Título: Empresas deixam preconceito de lado e ajudam a combater a aids
Autor: Andrea Vialli
Fonte: O Estado de São Paulo, 05/10/2005, Economia & Negócios, p. B16

Falar de aids e de transmissão do vírus HIV no ambiente profissional já foi considerado um tabu por muitas empresas, bem como assegurar qualidade de vida e condições de trabalho adequadas para o funcionário portador do vírus. Hoje, porém, muita coisa mudou, e boa parte das empresas brasileiras já tem programas internos estruturados de prevenção à doença e conscientização dos trabalhadores, que em alguns casos até avançam para além dos portões da empresa e são estendidos à comunidade. Essa mudança de comportamento se deve, em parte, ao trabalho desempenhado pelo Conselho Empresarial Nacional de Prevenção ao HIV/Aids (CENaids), entidade criada pelo Ministério da Saúde em 1998 para estimular ações de prevenção da doença nas empresas. Hoje, o CENaids tem a adesão de 23 empresas, de fabricantes de cosméticos a bancos, todas reconhecidas pelas suas ações nesse campo.
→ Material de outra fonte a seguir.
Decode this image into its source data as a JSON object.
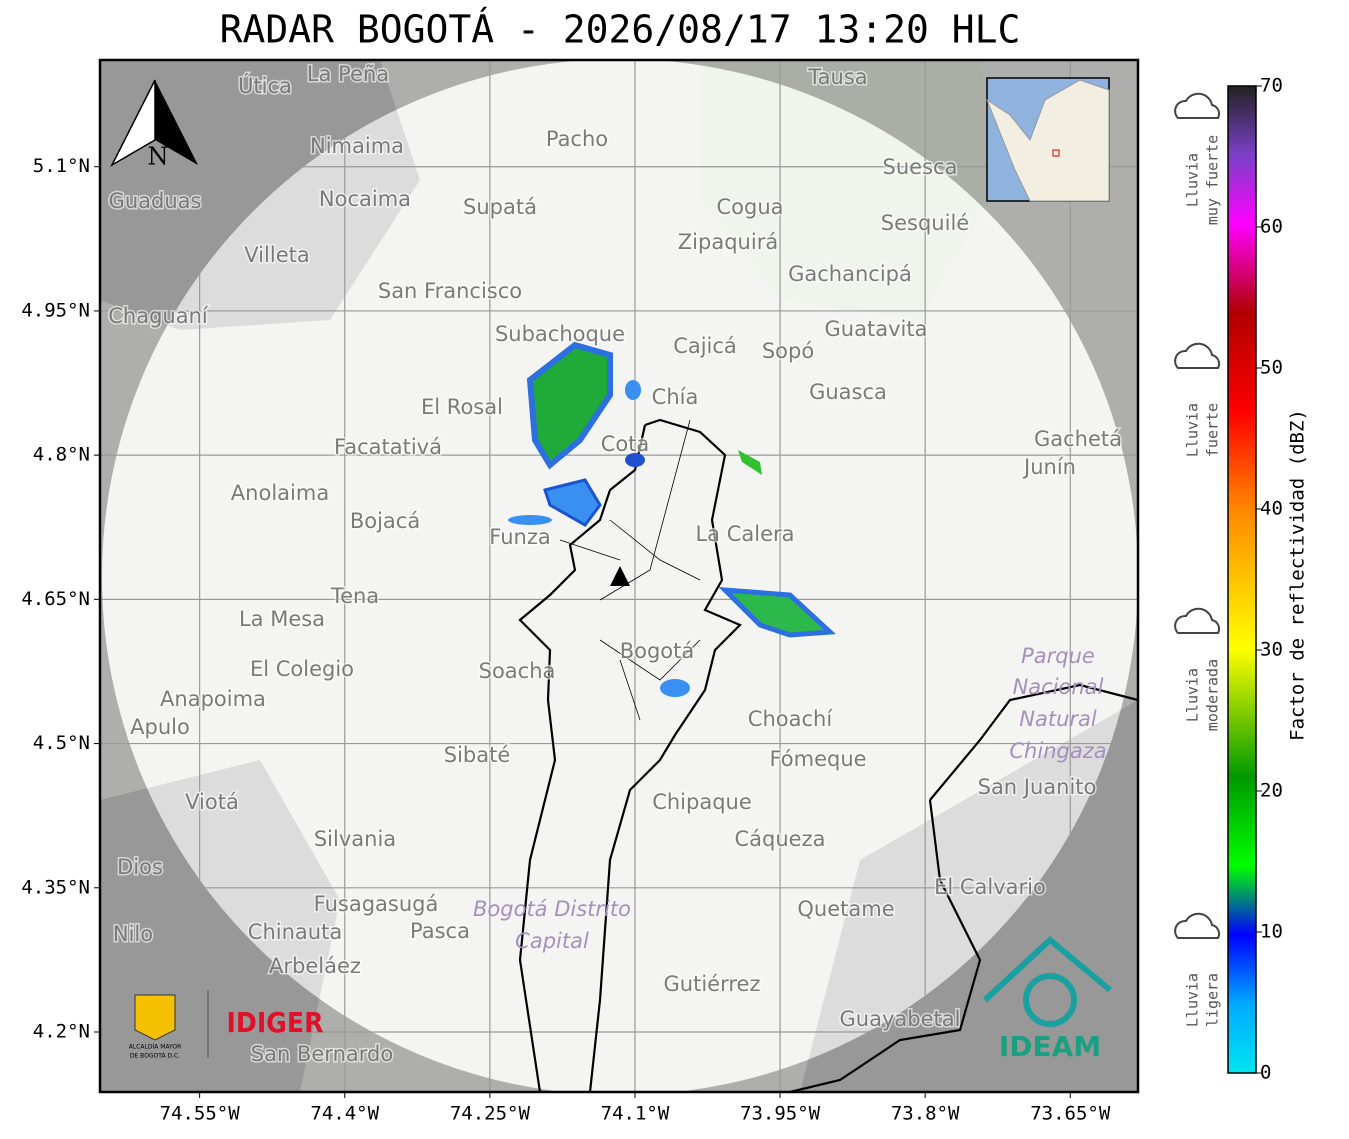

Para que as boas práticas não se limitassem às grandes empresas, todas dotadas de boa infra-estrutura para trabalhar com temas de saúde e qualidade de vida, o conselho concedeu um prêmio para reconhecer o empenho das companhias. A primeira edição, cuja entrega foi na segunda-feira, em São Paulo, teve 50 inscritos e uma surpresa: a participação de muitas pequenas e médias empresas.

"As grandes empresas já começaram seus programas de prevenção em meados da década de 80, quando os primeiros casos da doença começaram a vir à tona. Nosso foco de trabalho é dar condições à pequena empresa, que já está convencida da necessidade de abordar o tema, de lidar com o assunto", diz Murilo Moreira, presidente do CENaids. O prêmio concedido pela entidade, com quatro categorias - micro, pequena, média e grande empresa - contemplou grupos reconhecidos localmente, como o Hotel Costa Mar, de Maceió, a Darthel Indústria de Plásticos, de Caxias do Sul, o Laboratório Sabin, de Brasília, e o varejista A.R. Filho, de Macapá.

Em comum, todas tiveram a sensibilidade de abordar o tema da prevenção com os funcionários e, em alguns casos, também com as famílias e comunidade, de forma honesta, com informações e distribuição de preservativos. "Não se pode esperar só pelas ações do Estado; as empresas têm de fazer a sua parte", diz João Rabello, responsável pela aplicação do programa no Grupo A.R. Filho. A idéia era promover a prevenção entre os 600 funcionários da empresa, mas logo as iniciativas envolveram também os familiares, em eventos temáticos, como caminhadas e passeios ciclísticos.

PATAMAR ALTO

Dados oficiais indicam que a epidemia de aids no Brasil está em processo de estabilização, embora em patamares elevados. Em 2003, foram 32 mil casos novos. Entre 1980 e 2004 foram contabilizados 363 mil casos da doença. Em número de portadores do vírus HIV, são 600 mil. "Estamos aquém das previsões do Banco Mundial, que fez um prognóstico de que o Brasil teria 1,2 milhão de portadores do vírus em 2000", diz o ministro da Saúde, José Saraiva Felipe. "Temos conseguido trabalhar a prevenção da aids sem contaminação moralista, com a substituição de seringas para usuários de drogas e distribuição de preservativos".

Para Murilo Moreira, do CENaids, a participação das empresas tem sido fundamental para que os índices de contaminação por HIV se mantenham menos alarmantes. "O desafio hoje é combater a falsa noção de que a doença arrefeceu, provocada em parte pela qualidade de vida assegurada pelos medicamentos", diz. "Temos de continuar insistindo na mensagem da prevenção."

A fabricante de eletroeletrônicos Philips, uma das integrantes do CENaids, mantém desde 1986 um modelo de programa de prevenção do HIV considerado referência para toda a América Latina, e tem na conscientização dos funcionários o ponto de partida. No início, foram ações pontuais, que a partir de 1997 foram mais bem estruturadas, com a criação de grupos de voluntários para atuar em sensibilização.

"O maior desafio foi tratar do tema sexualidade, ainda considerado um tabu", diz Renato Barreiros, gerente de Saúde e Qualidade de Vida da Philips. Com o tempo e o apoio da direção da empresa, as barreiras foram atenuadas. "Hoje, distribuir preservativos é tão corriqueiro quanto distribuir os comprovantes de pagamento; não causa mais constrangimento", brinca.

A empresa também presta assistência a funcionários que têm a doença, com acompanhamento psicológico e o fornecimento do coquetel de medicamentos, quando não estiverem disponíveis na rede pública. As ações de conscientização já atingem escolas públicas das cidades onde a empresa mantém unidades.